Saturday, July 18, 2009

A Hint of Difference

Nurse K recently discussed an interesting hint between nurses and doctors: "No new orders."

In a nutshell: Suppose a patient is rapidly deteriorating. The nurse knows the patient is about to hit the wall and maybe die, but s/he may not have the authority to do what's needed - the doctor does. (Technically, the nurse can't even make an official diagnosis, but with years of experience s/he may know what's actually happening.)

Nurse tells the doctor what's going on. Doctor doesn't see it quite the same way, and decides to keep the patient where s/he is.

The nurse figures "Hmmm...this patient may just die. Or fall asleep for 10 or 20 years. Or become a vegetable or a basket case. People might blame me and even think of suing me. I need to show everyone that I knew of the danger and did what I could to stop it, but the doctor wouldn't listen."

So Nurse writes in the patient's chart something like:

Patient's blood pressure taken on both rt and left arms, 82/49 on rt and 84/52 on left. HR=124 in a sinus tach. Patient alert with sats of 92% on 4L via NC. RR stable at 24. Temp 101.2 two hours after tylenol. Pt states he feels "more weak". MD reminded of markedly positive UA and alerted to change in blood pressure. No new orders. [Emphasis in original]

The nurse doesn't say "the patient has this problem" but rather gives all the specific facts which would persuade any competent medical professional that the patient has the problem. That's a clever maneuver: you can complain without actually looking like you're complaining or exceeding your authority - you're just giving the facts.

And at the end, the nurse says "No new orders." Technically, literally, all it means is that the doctor chose not to do anything new. In this context, it's a generally recognized hint that the doctor is asleep at the wheel and as a result disaster is about to strike.

Nurse K makes clear that "No new orders" has a specific implicit meaning:

"No new orders" is the passive-aggressive medical charting equivalent of "Patient's doctor is being a tool and needs to order [pressors, fluid bolus, central line, etc]."

Note that I am more than willing to paint a picture that accurately describes the condition that you're ignoring with redundant vital-sign charting and things of that nature.
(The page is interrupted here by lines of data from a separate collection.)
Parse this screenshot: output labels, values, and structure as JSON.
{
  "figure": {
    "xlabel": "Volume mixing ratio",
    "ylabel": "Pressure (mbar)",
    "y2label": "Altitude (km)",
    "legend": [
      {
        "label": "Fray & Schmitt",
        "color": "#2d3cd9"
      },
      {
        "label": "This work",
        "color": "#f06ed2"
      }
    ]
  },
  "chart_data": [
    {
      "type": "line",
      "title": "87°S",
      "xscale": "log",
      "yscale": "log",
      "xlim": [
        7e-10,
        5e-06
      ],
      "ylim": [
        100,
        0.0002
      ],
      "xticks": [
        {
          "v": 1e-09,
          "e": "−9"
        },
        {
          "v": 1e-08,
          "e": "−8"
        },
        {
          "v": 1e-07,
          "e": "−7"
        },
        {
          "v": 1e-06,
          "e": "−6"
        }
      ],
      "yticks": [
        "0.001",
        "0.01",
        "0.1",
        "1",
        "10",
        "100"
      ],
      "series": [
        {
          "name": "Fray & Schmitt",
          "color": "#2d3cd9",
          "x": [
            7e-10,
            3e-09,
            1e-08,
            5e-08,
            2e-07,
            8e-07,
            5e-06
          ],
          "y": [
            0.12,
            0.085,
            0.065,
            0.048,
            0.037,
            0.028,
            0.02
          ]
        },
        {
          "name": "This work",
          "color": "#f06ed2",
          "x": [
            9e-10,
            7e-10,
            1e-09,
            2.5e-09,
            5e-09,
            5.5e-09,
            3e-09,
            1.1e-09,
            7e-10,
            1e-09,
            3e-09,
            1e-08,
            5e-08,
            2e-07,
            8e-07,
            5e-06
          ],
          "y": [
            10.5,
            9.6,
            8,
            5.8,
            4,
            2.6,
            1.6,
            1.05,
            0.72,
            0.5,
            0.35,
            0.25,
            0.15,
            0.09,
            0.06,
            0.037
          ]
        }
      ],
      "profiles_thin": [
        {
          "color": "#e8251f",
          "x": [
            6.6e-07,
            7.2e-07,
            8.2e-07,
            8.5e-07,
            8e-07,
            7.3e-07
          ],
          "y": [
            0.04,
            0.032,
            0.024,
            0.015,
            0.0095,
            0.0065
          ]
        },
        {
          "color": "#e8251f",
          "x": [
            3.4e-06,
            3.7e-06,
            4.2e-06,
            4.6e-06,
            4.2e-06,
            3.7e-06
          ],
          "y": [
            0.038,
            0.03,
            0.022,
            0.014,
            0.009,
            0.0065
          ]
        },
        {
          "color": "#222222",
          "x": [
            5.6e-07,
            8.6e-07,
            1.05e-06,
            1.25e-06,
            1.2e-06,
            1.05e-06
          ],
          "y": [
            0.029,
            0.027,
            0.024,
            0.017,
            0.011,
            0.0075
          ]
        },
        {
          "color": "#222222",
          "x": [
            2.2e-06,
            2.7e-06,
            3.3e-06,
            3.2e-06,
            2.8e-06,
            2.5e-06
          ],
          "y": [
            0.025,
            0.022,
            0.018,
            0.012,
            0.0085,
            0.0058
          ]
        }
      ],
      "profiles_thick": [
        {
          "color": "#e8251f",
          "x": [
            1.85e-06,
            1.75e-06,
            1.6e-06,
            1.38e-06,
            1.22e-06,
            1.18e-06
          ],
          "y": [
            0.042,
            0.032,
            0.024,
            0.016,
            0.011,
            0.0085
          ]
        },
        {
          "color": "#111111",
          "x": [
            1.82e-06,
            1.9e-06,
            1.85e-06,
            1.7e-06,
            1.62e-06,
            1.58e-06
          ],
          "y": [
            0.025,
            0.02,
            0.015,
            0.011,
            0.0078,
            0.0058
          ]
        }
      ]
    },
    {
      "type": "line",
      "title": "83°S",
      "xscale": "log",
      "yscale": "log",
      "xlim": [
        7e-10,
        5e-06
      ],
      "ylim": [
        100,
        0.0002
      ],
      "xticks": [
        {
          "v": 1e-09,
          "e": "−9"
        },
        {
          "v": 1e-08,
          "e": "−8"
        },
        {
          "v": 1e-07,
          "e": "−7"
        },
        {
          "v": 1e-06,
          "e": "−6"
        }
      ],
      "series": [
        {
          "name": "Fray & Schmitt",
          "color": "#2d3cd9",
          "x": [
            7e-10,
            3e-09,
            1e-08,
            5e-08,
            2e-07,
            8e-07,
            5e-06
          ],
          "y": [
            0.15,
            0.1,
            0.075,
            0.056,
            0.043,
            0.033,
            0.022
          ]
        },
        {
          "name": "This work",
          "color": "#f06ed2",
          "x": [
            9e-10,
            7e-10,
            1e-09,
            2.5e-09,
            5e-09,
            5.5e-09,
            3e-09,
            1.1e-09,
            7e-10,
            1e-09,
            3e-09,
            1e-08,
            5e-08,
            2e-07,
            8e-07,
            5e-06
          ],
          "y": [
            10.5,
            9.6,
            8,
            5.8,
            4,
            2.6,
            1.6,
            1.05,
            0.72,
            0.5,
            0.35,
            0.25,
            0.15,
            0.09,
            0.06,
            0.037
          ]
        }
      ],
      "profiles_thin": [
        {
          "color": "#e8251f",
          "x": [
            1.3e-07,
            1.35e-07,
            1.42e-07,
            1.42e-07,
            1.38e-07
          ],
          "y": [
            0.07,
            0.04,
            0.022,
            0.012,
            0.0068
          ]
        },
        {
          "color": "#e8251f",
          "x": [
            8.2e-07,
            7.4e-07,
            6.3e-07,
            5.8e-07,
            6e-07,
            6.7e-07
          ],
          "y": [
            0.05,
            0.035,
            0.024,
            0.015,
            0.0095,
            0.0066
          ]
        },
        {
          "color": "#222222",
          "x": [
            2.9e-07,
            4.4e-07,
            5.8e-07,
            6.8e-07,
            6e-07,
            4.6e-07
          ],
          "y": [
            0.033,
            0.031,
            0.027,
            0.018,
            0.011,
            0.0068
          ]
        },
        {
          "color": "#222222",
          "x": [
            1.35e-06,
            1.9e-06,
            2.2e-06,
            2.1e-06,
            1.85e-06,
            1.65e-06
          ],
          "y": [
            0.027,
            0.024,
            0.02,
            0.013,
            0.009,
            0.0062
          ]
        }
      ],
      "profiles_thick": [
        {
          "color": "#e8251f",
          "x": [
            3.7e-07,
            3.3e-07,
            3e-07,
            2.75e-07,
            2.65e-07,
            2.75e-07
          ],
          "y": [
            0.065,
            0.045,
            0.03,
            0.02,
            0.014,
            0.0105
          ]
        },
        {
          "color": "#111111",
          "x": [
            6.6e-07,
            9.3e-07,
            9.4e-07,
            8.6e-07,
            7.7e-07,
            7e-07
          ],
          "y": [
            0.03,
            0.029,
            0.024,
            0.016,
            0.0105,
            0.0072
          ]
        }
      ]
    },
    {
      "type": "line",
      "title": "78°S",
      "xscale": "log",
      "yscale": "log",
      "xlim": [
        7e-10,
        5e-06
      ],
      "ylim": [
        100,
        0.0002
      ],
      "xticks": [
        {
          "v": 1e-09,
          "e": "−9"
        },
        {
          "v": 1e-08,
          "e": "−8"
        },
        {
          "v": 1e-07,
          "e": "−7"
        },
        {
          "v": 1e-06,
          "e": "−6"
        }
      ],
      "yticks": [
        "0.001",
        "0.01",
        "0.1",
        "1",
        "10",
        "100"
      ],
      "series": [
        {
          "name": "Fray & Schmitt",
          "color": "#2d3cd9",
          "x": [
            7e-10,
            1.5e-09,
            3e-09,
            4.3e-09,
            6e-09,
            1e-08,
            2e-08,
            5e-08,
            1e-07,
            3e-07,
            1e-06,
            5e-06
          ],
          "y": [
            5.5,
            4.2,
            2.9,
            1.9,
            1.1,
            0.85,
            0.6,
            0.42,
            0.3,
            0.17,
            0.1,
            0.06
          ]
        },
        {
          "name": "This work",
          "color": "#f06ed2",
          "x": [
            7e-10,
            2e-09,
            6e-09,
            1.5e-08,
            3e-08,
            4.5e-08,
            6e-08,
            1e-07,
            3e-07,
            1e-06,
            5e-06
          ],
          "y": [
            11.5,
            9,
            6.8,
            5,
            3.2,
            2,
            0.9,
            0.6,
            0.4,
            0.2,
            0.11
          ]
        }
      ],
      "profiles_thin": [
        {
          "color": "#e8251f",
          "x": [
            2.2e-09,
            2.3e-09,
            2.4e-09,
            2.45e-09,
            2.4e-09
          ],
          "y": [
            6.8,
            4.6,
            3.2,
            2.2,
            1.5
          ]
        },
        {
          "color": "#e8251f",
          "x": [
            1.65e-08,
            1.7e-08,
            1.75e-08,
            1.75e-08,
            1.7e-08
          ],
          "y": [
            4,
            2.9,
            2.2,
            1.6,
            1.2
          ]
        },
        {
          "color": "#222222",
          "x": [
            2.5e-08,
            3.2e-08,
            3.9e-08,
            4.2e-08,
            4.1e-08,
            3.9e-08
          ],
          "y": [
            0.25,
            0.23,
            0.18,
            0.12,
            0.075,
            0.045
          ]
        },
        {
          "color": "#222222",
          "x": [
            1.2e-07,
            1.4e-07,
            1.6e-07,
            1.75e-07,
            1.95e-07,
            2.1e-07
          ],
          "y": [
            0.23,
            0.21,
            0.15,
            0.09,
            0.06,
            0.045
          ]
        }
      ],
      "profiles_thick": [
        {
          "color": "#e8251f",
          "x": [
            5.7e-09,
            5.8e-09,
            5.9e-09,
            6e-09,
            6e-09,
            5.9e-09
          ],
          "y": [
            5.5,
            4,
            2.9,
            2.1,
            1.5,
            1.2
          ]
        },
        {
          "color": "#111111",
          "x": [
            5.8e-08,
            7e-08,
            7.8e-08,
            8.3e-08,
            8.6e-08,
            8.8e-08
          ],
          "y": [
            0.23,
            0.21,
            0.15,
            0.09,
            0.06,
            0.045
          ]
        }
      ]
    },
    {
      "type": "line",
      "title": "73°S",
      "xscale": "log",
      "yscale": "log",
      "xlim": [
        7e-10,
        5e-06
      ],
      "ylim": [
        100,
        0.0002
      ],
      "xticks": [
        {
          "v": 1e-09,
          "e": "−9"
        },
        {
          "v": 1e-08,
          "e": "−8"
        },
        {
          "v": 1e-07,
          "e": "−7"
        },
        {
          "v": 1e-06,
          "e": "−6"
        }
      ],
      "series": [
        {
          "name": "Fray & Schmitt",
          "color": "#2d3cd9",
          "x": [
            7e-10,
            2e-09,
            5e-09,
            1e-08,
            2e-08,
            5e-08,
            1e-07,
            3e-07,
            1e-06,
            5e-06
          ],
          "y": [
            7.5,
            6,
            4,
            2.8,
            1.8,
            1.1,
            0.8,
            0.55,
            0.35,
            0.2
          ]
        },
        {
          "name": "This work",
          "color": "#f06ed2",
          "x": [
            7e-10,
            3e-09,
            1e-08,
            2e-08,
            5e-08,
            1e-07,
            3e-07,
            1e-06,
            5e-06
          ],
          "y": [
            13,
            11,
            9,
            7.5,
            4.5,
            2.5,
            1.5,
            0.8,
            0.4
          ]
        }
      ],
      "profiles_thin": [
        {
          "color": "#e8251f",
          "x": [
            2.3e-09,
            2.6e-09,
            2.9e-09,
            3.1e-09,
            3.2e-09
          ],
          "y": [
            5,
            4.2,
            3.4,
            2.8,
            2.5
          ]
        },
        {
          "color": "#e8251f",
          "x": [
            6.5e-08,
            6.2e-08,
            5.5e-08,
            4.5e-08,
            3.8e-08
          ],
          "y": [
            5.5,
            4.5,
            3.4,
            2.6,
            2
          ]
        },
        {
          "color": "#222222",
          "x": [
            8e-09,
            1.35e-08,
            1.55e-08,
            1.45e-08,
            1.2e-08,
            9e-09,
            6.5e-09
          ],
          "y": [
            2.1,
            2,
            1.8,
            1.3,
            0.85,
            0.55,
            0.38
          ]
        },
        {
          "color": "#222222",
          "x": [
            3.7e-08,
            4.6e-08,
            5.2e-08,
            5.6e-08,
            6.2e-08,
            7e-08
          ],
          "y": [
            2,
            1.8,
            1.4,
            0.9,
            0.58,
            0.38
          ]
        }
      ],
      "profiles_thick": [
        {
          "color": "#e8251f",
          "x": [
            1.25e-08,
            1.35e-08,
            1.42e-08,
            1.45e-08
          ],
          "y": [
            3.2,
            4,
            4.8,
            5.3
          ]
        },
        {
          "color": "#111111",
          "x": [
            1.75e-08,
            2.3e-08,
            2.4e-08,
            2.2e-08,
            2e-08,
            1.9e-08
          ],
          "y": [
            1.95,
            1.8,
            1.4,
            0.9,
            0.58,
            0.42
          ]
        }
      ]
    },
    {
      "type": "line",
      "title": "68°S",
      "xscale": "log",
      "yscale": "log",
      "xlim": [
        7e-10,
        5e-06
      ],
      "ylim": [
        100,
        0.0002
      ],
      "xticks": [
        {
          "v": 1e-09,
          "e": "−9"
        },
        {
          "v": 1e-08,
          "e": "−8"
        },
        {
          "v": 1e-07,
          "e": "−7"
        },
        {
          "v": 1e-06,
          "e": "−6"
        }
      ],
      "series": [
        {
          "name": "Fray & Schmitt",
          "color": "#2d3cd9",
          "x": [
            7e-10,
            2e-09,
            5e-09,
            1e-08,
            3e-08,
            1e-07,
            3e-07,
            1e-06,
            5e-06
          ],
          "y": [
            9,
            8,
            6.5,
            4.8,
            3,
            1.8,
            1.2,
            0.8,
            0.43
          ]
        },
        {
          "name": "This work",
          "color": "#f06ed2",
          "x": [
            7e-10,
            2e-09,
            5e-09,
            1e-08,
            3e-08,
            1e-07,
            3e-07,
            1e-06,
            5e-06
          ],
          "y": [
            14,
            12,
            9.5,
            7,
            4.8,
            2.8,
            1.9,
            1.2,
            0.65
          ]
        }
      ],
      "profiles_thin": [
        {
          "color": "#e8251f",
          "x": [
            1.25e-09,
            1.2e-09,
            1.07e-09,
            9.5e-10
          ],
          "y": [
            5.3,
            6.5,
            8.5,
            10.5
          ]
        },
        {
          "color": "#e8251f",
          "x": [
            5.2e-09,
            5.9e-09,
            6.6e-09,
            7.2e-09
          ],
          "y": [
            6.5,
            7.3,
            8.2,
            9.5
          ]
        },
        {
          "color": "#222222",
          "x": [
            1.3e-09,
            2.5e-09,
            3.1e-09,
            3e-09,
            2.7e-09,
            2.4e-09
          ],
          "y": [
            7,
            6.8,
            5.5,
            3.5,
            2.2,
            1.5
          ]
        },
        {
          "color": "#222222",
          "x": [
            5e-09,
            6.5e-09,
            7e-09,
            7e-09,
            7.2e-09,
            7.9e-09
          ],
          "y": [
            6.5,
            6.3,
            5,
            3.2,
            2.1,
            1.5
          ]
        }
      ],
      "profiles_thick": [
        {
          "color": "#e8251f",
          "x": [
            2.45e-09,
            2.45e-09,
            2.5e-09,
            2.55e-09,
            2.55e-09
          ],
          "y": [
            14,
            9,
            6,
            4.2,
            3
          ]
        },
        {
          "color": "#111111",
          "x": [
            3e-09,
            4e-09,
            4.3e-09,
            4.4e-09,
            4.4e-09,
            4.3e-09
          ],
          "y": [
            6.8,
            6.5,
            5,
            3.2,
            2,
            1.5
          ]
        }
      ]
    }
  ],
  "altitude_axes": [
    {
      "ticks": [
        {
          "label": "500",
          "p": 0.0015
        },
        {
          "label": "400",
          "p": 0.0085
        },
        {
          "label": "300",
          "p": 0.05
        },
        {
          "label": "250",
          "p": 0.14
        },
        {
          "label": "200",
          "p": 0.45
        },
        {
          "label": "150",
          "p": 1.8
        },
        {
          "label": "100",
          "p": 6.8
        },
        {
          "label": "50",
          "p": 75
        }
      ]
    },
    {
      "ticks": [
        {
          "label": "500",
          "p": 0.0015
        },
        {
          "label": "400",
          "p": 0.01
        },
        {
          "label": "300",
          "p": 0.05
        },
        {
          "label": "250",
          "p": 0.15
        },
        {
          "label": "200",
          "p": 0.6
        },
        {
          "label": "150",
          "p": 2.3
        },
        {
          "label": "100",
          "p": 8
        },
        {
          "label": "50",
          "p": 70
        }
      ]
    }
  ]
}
Nurses, it's very important to use "no new orders" sparingly so it doesn't lose its bite. Under no circumstances should "no new orders" be deployed in a situation where writing no new orders is the proper thing to do.
[Emphasis added]

[...]

So, in summary, if [you're a doctor and] you see "no new orders", that's a cue that a nurse thinks you're missing something and/or hates you.


(You might find the comments for that post pretty interesting, too.)

So in a nutshell: Communication is relative to particular workplaces, professions, clubs, families, you get the idea.

That means that before you assume that the other person is getting your hint, one thing to ask yourself is whether that kind of hint means the same thing in the milieu you're in right now.

It also reminds us that we don't know everything. When stepping into a new job, club, town or whatever, we need to stop, look and listen. A heckuva lot more than we talk - especially at first. The words, expressions and behaviors that may have meant one thing previously may mean something totally different in our new setting. And of course there will be new signals where we have arrived, so we may now need to say the same things in a different way.

What do you think?

1 comment:

Caitlin said...

Haha- I like this post a lot. Hospital professionals are taught to document EVERYTHING (liability) without saying too much at the same time. For instance, social workers' notes also give doctors & nurses important psychosocial information without violating patient trust/confidentiality... talk about being "vaguely specific."